The taxation practices of partial withdrawals made from investment insurance and capital redemption contracts will change at the start of next year to match those of many other investment products, for instance fund investments or direct equity investments. In future, the contract’s income will still not be subject to tax annually, but instead when the contract ends or funds are withdrawn. Changing investment objects within a contract can also still be done free of tax in the future.
Any losses that may have accrued at the end of the contract will be deductible from capital income. For companies, the loss can be deducted as a business expenditure.
The change will impact the income tax point
According to the current tax practice, withdrawals made from investment insurance and capital redemption contracts are made first from the invested capital and the accumulated income is not taxed until the income is withdrawn or the entire contract ends.
Following the change in taxation, withdrawals of funds from investment insurance and capital redemption contracts that have generated returns always include a proportion of the return, which is subject to capital gains tax. A share of the withdrawn funds that at the withdrawal date is in proportion to the share of returns on the entire contract’s savings is considered taxable income.
Example of the taxation of income as of 1 January 2020
The capital invested in the investment insurance is EUR 20,000. The value of the investment at the withdrawal date is EUR 24,000, i.e. the capital is EUR 20,000 and the income is EUR 4,000. EUR 2,000 is withdrawn from the contract.
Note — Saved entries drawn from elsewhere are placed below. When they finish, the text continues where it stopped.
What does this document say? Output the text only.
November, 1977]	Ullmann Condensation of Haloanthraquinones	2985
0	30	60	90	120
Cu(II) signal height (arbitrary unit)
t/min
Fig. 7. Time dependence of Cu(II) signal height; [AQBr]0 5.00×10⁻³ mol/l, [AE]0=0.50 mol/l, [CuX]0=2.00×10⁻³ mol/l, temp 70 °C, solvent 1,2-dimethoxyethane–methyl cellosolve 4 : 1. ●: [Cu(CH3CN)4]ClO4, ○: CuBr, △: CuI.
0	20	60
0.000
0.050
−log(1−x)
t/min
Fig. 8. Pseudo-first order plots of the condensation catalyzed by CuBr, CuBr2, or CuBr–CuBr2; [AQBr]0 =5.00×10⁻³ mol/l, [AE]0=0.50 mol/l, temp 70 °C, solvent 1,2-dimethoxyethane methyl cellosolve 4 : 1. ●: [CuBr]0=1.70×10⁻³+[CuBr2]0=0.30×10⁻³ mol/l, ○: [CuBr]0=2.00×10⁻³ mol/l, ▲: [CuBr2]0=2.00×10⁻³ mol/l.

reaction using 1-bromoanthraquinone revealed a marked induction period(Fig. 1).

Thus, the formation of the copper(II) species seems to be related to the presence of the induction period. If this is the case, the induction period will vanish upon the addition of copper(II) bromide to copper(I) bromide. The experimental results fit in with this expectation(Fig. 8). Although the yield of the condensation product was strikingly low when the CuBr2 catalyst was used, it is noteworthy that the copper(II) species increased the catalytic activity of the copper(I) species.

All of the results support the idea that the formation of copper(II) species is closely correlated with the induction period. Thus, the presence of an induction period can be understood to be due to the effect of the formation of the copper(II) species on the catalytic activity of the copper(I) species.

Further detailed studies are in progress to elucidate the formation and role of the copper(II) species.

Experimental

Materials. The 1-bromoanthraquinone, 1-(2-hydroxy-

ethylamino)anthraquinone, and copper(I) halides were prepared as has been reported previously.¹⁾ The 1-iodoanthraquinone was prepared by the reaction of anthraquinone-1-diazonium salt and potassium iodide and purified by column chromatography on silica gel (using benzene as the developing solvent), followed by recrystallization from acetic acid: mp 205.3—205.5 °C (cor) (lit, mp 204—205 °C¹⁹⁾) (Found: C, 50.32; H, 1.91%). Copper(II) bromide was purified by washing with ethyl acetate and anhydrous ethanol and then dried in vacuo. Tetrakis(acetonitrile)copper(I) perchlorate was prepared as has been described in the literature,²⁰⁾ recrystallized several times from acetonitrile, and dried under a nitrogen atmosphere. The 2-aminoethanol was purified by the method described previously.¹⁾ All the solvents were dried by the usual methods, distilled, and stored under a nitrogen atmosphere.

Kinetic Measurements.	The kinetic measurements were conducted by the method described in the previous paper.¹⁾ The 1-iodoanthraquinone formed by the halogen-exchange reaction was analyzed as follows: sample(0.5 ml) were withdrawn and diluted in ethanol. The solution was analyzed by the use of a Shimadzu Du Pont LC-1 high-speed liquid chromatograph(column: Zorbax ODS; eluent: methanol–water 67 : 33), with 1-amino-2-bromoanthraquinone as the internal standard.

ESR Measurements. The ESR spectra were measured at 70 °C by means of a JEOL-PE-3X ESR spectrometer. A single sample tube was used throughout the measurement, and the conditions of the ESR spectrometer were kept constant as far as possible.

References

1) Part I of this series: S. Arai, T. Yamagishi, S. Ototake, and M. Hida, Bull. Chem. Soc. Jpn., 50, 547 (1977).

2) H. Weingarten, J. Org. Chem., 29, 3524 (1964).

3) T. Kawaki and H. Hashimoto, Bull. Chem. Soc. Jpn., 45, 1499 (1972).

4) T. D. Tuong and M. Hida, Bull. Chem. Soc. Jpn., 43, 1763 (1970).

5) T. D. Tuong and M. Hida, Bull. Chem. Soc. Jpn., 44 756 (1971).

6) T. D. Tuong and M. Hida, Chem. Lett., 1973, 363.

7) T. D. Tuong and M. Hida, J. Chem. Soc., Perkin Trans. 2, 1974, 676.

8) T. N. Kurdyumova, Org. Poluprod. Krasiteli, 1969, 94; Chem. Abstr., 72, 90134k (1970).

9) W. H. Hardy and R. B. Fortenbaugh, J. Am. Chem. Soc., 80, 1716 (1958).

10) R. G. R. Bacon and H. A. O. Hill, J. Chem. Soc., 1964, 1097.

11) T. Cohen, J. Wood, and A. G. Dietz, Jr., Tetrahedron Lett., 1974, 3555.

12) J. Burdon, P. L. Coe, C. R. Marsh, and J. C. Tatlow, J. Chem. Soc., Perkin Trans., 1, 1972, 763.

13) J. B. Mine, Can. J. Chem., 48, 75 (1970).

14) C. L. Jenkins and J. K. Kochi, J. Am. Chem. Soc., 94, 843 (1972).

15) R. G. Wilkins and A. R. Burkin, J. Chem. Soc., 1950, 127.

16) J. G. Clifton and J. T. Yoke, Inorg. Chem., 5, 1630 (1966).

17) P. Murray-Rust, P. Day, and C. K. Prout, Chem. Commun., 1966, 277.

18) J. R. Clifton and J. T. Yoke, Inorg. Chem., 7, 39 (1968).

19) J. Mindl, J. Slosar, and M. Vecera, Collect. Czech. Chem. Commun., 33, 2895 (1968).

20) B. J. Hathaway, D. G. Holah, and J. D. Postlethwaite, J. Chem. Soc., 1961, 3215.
The proportion of income withdrawn is calculated as 4,000/24,000 x 2,000 = 333,33 euros. Capital tax of 30 per cent is levied on EUR 333.33, which is EUR 100. EUR 1,900 will be paid into the customer’s account.
In future, any losses will be tax deductible
At the moment, any losses are not tax deductible.
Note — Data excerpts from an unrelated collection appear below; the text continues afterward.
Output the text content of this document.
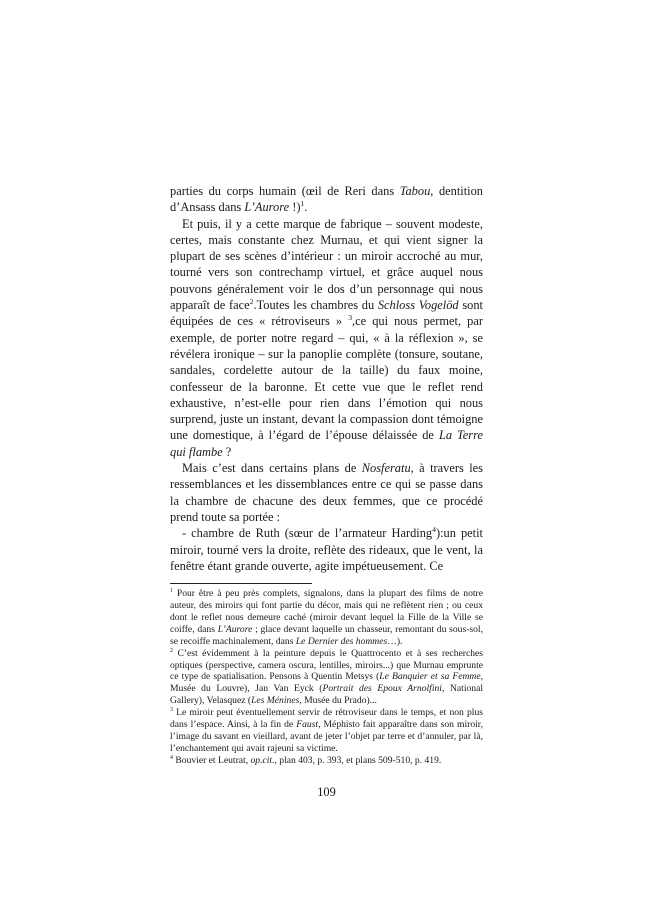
parties du corps humain (œil de Reri dans Tabou, dentition d’Ansass dans L’Aurore !)$^1$.

Et puis, il y a cette marque de fabrique – souvent modeste, certes, mais constante chez Murnau, et qui vient signer la plupart de ses scènes d’intérieur : un miroir accroché au mur, tourné vers son contrechamp virtuel, et grâce auquel nous pouvons généralement voir le dos d’un personnage qui nous apparaît de face$^2$.Toutes les chambres du Schloss Vogelöd sont équipées de ces « rétroviseurs » $^3$,ce qui nous permet, par exemple, de porter notre regard – qui, « à la réflexion », se révélera ironique – sur la panoplie complète (tonsure, soutane, sandales, cordelette autour de la taille) du faux moine, confesseur de la baronne. Et cette vue que le reflet rend exhaustive, n’est-elle pour rien dans l’émotion qui nous surprend, juste un instant, devant la compassion dont témoigne une domestique, à l’égard de l’épouse délaissée de La Terre qui flambe ?

Mais c’est dans certains plans de Nosferatu, à travers les ressemblances et les dissemblances entre ce qui se passe dans la chambre de chacune des deux femmes, que ce procédé prend toute sa portée :

- chambre de Ruth (sœur de l’armateur Harding$^4$):un petit miroir, tourné vers la droite, reflète des rideaux, que le vent, la fenêtre étant grande ouverte, agite impétueusement. Ce

$^1$ Pour être à peu près complets, signalons, dans la plupart des films de notre auteur, des miroirs qui font partie du décor, mais qui ne reflètent rien ; ou ceux dont le reflet nous demeure caché (miroir devant lequel la Fille de la Ville se coiffe, dans L’Aurore ; glace devant laquelle un chasseur, remontant du sous-sol, se recoiffe machinalement, dans Le Dernier des hommes…).

$^2$ C’est évidemment à la peinture depuis le Quattrocento et à ses recherches optiques (perspective, camera oscura, lentilles, miroirs...) que Murnau emprunte ce type de spatialisation. Pensons à Quentin Metsys (Le Banquier et sa Femme, Musée du Louvre), Jan Van Eyck (Portrait des Epoux Arnolfini, National Gallery), Velasquez (Les Ménines, Musée du Prado)...

$^3$ Le miroir peut éventuellement servir de rétroviseur dans le temps, et non plus dans l’espace. Ainsi, à la fin de Faust, Méphisto fait apparaître dans son miroir, l’image du savant en vieillard, avant de jeter l’objet par terre et d’annuler, par là, l’enchantement qui avait rajeuni sa victime.

$^4$ Bouvier et Leutrat, op.cit., plan 403, p. 393, et plans 509-510, p. 419.

109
In future, any losses will be deductible as capital gains tax when the contract ends. The losses are tax deductible in the year the contract ends and for the following ten years. The amount of losses is the difference between the amount paid to the investor and the payments he/she has made.
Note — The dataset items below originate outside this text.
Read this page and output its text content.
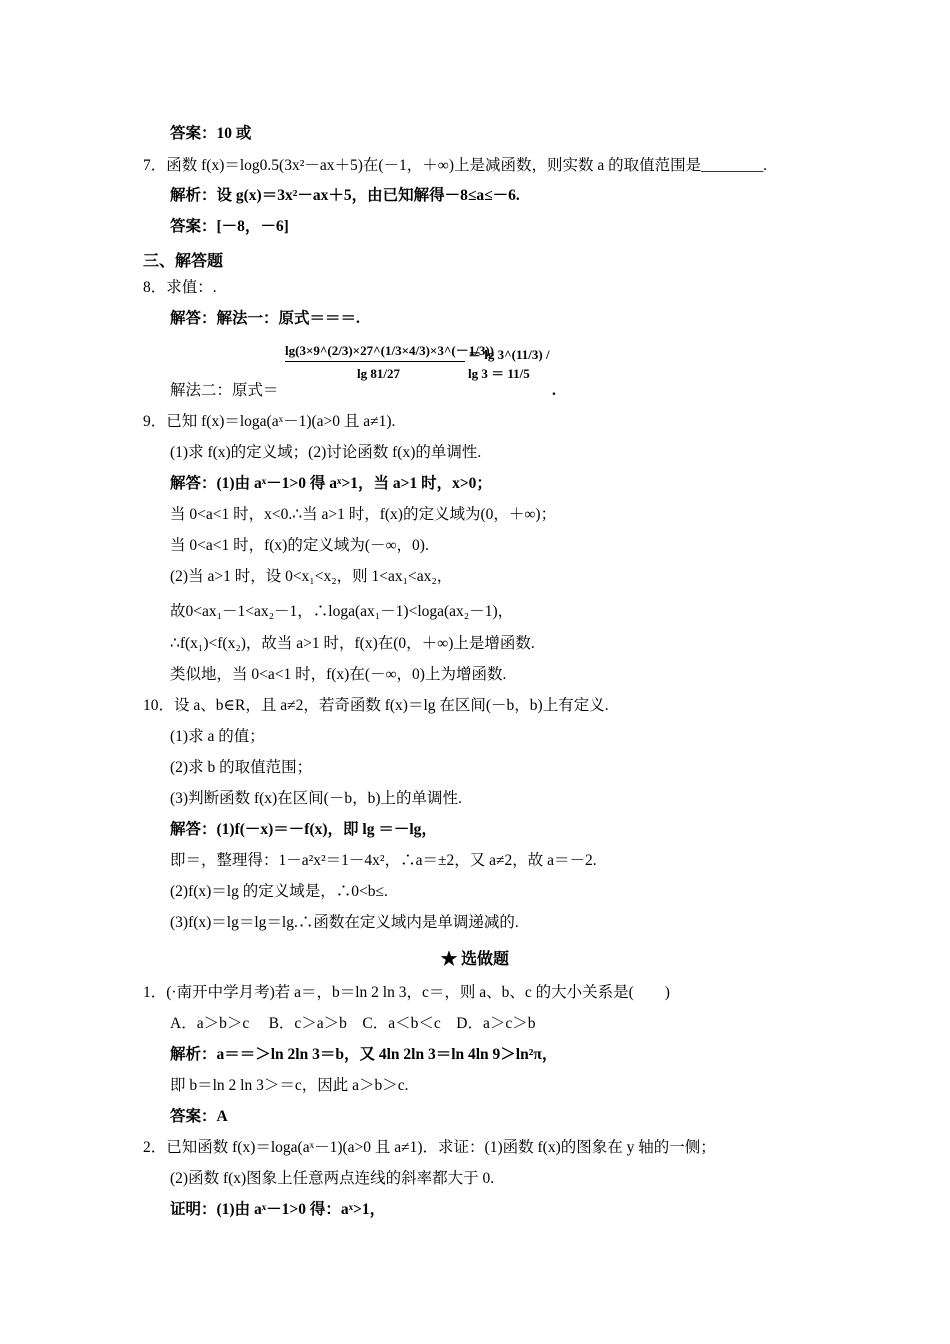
答案：10 或
7．函数 f(x)＝log0.5(3x²－ax＋5)在(－1，＋∞)上是减函数，则实数 a 的取值范围是________.
解析：设 g(x)＝3x²－ax＋5，由已知解得－8≤a≤－6.
答案：[－8，－6]
8．求值：.
解答：解法一：原式＝＝＝.
解法二：原式＝
9．已知 f(x)＝loga(aˣ－1)(a>0 且 a≠1).
(1)求 f(x)的定义域；(2)讨论函数 f(x)的单调性.
解答：(1)由 aˣ－1>0 得 aˣ>1，当 a>1 时，x>0；
当 0<a<1 时，x<0.∴当 a>1 时，f(x)的定义域为(0，＋∞)；
当 0<a<1 时，f(x)的定义域为(－∞，0).
(2)当 a>1 时，设 0<x₁<x₂，则 1<ax₁<ax₂，
故0<ax₁－1<ax₂－1，∴loga(ax₁－1)<loga(ax₂－1)，
∴f(x₁)<f(x₂)，故当 a>1 时，f(x)在(0，＋∞)上是增函数.
类似地，当 0<a<1 时，f(x)在(－∞，0)上为增函数.
10．设 a、b∈R，且 a≠2，若奇函数 f(x)＝lg 在区间(－b，b)上有定义.
(1)求 a 的值；
(2)求 b 的取值范围；
(3)判断函数 f(x)在区间(－b，b)上的单调性.
解答：(1)f(－x)＝－f(x)，即 lg ＝－lg，
即＝，整理得：1－a²x²＝1－4x²，∴a＝±2，又 a≠2，故 a＝－2.
(2)f(x)＝lg 的定义域是，∴0<b≤.
(3)f(x)＝lg＝lg＝lg.∴函数在定义域内是单调递减的.
1．(·南开中学月考)若 a＝，b＝ln 2 ln 3，c＝，则 a、b、c 的大小关系是(　　)
A．a＞b＞c　 B．c＞a＞b　C．a＜b＜c　D．a＞c＞b
解析：a＝＝＞ln 2ln 3＝b，又 4ln 2ln 3＝ln 4ln 9＞ln²π，
即 b＝ln 2 ln 3＞＝c，因此 a＞b＞c.
答案：A
2．已知函数 f(x)＝loga(aˣ－1)(a>0 且 a≠1)．求证：(1)函数 f(x)的图象在 y 轴的一侧；
(2)函数 f(x)图象上任意两点连线的斜率都大于 0.
证明：(1)由 aˣ－1>0 得：aˣ>1，
三、解答题
lg(3×9^(2/3)×27^(1/3×4/3)×3^(－1/3))
lg 81/27
＝ lg 3^(11/3) / lg 3 ＝ 11/5
.
★ 选做题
Investment insurance and capital redemption contracts will continue to be flexible and administratively effective investment solutions
The changes in taxation will not require any measures from you and you can continue investing in your current contract as before.
Even after the change in taxation, investment insurance and capital redemption contracts will offer a flexible and administratively effective savings and investment solution. At your disposal is an extensive range of investment objects and you can change investments within contracts without tax consequences. With investment insurance you can also transfer assets flexibly to future generations.